Another first for the festival will be the inclusion of two restaurants in the VIP area. Alessandro's will delight the palate of VIP patrons with delectable dishes such as Pimento jerked pork, Mama Lee's rack o' ribs, and slow-roasted honey glazed pork shoulder, while EITS Cafe will offer barrel roasted chicken, beef and shrimp kebabs, fresh salads and more.

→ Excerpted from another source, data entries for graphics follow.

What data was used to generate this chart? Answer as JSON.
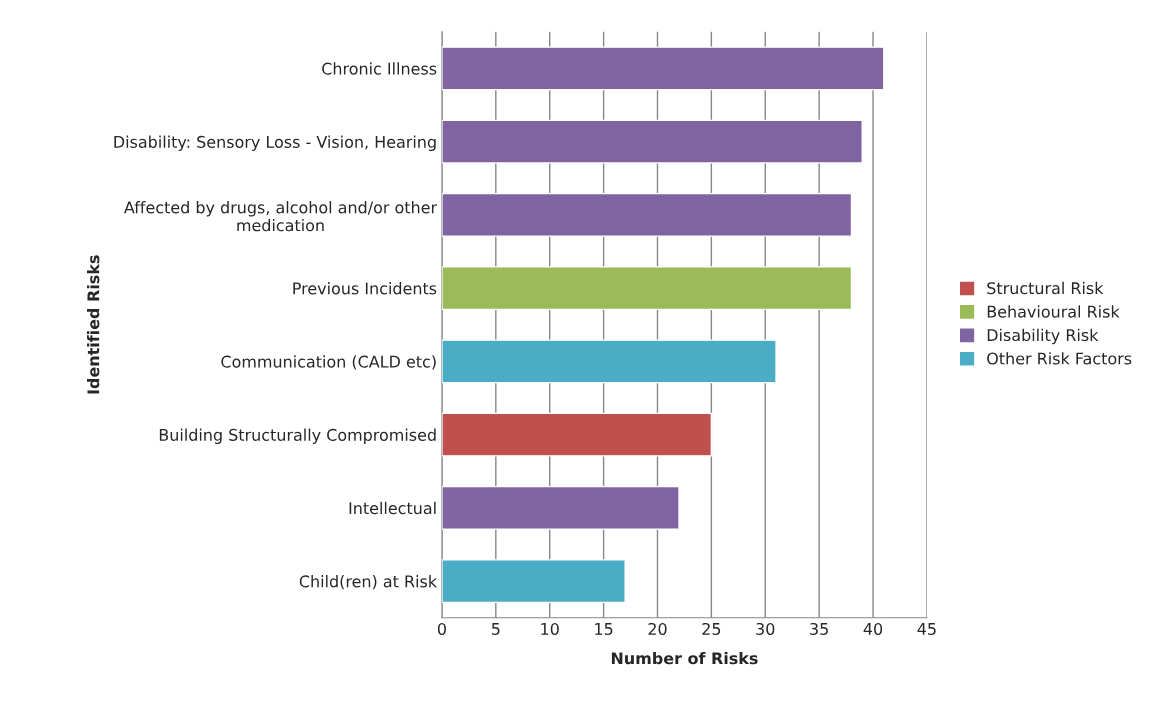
{
  "chart_data": {
    "type": "bar",
    "orientation": "horizontal",
    "categories": [
      "Chronic Illness",
      "Disability: Sensory Loss - Vision, Hearing",
      "Affected by drugs, alcohol and/or other\nmedication",
      "Previous Incidents",
      "Communication (CALD etc)",
      "Building Structurally Compromised",
      "Intellectual",
      "Child(ren) at Risk"
    ],
    "series": [
      {
        "name": "Structural Risk",
        "color": "#c0504d",
        "values": [
          null,
          null,
          null,
          null,
          null,
          25,
          null,
          null
        ]
      },
      {
        "name": "Behavioural Risk",
        "color": "#9bbb59",
        "values": [
          null,
          null,
          null,
          38,
          null,
          null,
          null,
          null
        ]
      },
      {
        "name": "Disability Risk",
        "color": "#8064a2",
        "values": [
          41,
          39,
          38,
          null,
          null,
          null,
          22,
          null
        ]
      },
      {
        "name": "Other Risk Factors",
        "color": "#4bacc6",
        "values": [
          null,
          null,
          null,
          null,
          31,
          null,
          null,
          17
        ]
      }
    ],
    "xlabel": "Number of Risks",
    "ylabel": "Identified Risks",
    "xlim": [
      0,
      45
    ],
    "xticks": [
      0,
      5,
      10,
      15,
      20,
      25,
      30,
      35,
      40,
      45
    ],
    "grid": "x",
    "legend": "right"
  }
}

As an added treat, Kimberlee Howell, owner of Alessandro's, has provided a recipe for reggae lovers to try at home.

 

 

Kim's Slow-Roasted Honey Glazed Pork Shoulder

Ingredients

1 cup plus 2tbsp soy sauce, divided

1/4 cup granulated sugar

3tbs. chopped garlic

1/4 cup chopped scallions

2-3lb boneless, skin-on pork shoulder

2tbs olive oil

Kosher salt

Freshly grounded black pepper

1 cup packed dark brown sugar

1/2 cup honey

 

Directions

1. Preheat the oven to 275°F.

2. In a large bowl, combine one cup of the soy sauce with sugar, garlic, and scallions, stirring until mixed. Score the skin of the pork by slicing a crosshatch pattern through the skin down to the meat. This will help excess fat render out and allow more of the marinade to soak in. Place the pork in the marinade and toss to coat evenly. Marinate overnight.

3. Place the marinated pork in the middle of a baking sheet. Bake for 1-11/2 hours depending on the weight of the pork. Increase oven to 5008F. In a small bowl, combine the brown sugar, honey, and remaining soy sauce, stirring until smooth. Spoon the honey glaze over the top of the pork, making sure to fill the cracks and crevices on top. Bake for 20 additional minutes until sugar is dark brown and caramelised, and the top of the pork is crispy.

4. Slice the pork into 1/2 inch slices, and plate with roasted Irish or sweet potatoes and vegetables of your choice. Spoon the reserved pan juices on top of the pork, and enjoy!